Quelle: FAZ vom 26.10.2023
400.000 GASTHERMEN MÜSSEN WEG: In Wien wandert die Heizung vom Keller auf den Dachboden
- VON ANDREAS MIHM
- -AKTUALISIERT AM 25.10.2023-19:31
Eine Heizungswende soll helfen, fossile Energien in Österreich bis 2040 auszusteuern. In Wiener Häusern wandert die Heizung nun vom Keller auf den Dachboden.
Österreichs Hauptstadt Wien will bis 2040 klimaneutral sein. Die das Klima schädigenden CO2-Emissionen sollen gesenkt, fossile Energieträger durch erneuerbare ersetzt werden.

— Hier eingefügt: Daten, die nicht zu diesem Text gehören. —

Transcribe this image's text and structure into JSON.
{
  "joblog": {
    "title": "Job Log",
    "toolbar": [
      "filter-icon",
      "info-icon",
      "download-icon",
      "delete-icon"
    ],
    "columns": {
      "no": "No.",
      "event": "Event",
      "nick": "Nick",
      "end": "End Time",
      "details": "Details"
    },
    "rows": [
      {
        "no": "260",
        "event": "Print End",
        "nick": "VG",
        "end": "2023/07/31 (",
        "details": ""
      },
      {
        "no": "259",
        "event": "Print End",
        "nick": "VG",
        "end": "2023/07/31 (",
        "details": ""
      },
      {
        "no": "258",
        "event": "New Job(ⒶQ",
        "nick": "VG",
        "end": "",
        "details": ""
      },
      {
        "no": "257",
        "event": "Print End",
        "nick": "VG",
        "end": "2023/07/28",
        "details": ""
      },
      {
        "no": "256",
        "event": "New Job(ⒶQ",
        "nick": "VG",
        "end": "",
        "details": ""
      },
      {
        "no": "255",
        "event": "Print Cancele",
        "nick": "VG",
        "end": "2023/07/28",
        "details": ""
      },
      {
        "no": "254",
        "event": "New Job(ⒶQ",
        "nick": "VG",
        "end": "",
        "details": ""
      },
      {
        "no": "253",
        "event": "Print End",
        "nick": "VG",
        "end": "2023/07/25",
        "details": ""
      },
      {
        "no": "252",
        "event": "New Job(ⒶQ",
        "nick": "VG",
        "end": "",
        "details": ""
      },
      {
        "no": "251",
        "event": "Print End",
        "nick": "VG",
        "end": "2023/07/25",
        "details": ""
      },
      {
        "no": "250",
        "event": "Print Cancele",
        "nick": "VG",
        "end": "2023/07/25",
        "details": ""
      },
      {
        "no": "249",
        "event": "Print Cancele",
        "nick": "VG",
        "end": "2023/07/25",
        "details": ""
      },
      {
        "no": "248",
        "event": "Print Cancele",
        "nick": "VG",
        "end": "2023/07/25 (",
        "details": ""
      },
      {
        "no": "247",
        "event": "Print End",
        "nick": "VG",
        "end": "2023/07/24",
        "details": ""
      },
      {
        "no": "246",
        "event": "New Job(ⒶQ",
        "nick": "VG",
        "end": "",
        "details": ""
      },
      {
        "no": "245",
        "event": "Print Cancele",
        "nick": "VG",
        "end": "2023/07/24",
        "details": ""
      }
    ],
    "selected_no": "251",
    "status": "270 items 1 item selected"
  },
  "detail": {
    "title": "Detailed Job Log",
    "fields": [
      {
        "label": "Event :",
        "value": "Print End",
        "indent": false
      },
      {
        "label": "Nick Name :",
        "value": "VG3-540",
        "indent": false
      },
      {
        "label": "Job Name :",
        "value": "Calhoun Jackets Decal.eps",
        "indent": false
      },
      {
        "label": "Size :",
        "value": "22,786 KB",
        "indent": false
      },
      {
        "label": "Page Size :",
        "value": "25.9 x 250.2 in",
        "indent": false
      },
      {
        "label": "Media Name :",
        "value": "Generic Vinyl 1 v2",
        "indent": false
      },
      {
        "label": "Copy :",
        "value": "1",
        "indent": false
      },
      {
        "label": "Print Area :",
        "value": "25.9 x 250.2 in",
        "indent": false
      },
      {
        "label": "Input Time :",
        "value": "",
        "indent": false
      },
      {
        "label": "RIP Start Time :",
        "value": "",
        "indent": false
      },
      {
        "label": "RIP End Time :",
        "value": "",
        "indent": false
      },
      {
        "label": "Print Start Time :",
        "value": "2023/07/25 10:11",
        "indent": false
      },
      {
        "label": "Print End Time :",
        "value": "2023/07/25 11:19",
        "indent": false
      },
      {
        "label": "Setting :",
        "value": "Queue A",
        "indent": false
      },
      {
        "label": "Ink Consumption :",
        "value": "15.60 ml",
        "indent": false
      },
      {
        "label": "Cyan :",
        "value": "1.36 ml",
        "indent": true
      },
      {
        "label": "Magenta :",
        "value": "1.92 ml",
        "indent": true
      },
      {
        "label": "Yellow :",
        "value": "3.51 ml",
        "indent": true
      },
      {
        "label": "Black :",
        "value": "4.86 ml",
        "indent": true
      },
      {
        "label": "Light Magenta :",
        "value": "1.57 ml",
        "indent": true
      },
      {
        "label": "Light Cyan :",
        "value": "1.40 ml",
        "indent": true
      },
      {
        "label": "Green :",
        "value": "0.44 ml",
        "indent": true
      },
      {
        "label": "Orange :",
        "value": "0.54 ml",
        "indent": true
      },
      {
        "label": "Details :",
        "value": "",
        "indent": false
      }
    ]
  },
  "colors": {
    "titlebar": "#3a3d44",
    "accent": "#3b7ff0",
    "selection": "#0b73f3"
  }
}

So bekommt das denkmalgeschützte Ernst-Happel-Fußballstadion Photovoltaikzellen aufs Dach, in Großkläranlagen wird dem Abwasser Wärme für die Fernheizung entzogen, Heißwasser wird aus mehrere Tausend Meter tiefen Schichten unter der Stadt angezapft, Mieter von Wiener Wohnen, der kommunalen Hausverwaltung mit 220.000 Wohnungen, bekommen kostenfrei Sonnenjalousien für ihre Südfenster, mehr Stadtgrün sorgt für Kühlung an heißen Sommertagen.
Andreas Januskovecz hat viele solcher Beispiele auf Lager. Der langjährige Forstdirektor ist auch Wiens oberster Klimaschützer. Hoch oben im Rathaus hat er sein Büro – auf Augenhöhe mit den großen Magistratsabteilungen. Von dort hat Januskovecz die Stadt im Blick. Er sagt: „Die Klimafragen werden in den urbanen Zentren entschieden.“ In Österreich sowieso, dort lebt knapp jeder vierte Einwohner in der zwei Millionen Einwohner zählenden Hauptstadt.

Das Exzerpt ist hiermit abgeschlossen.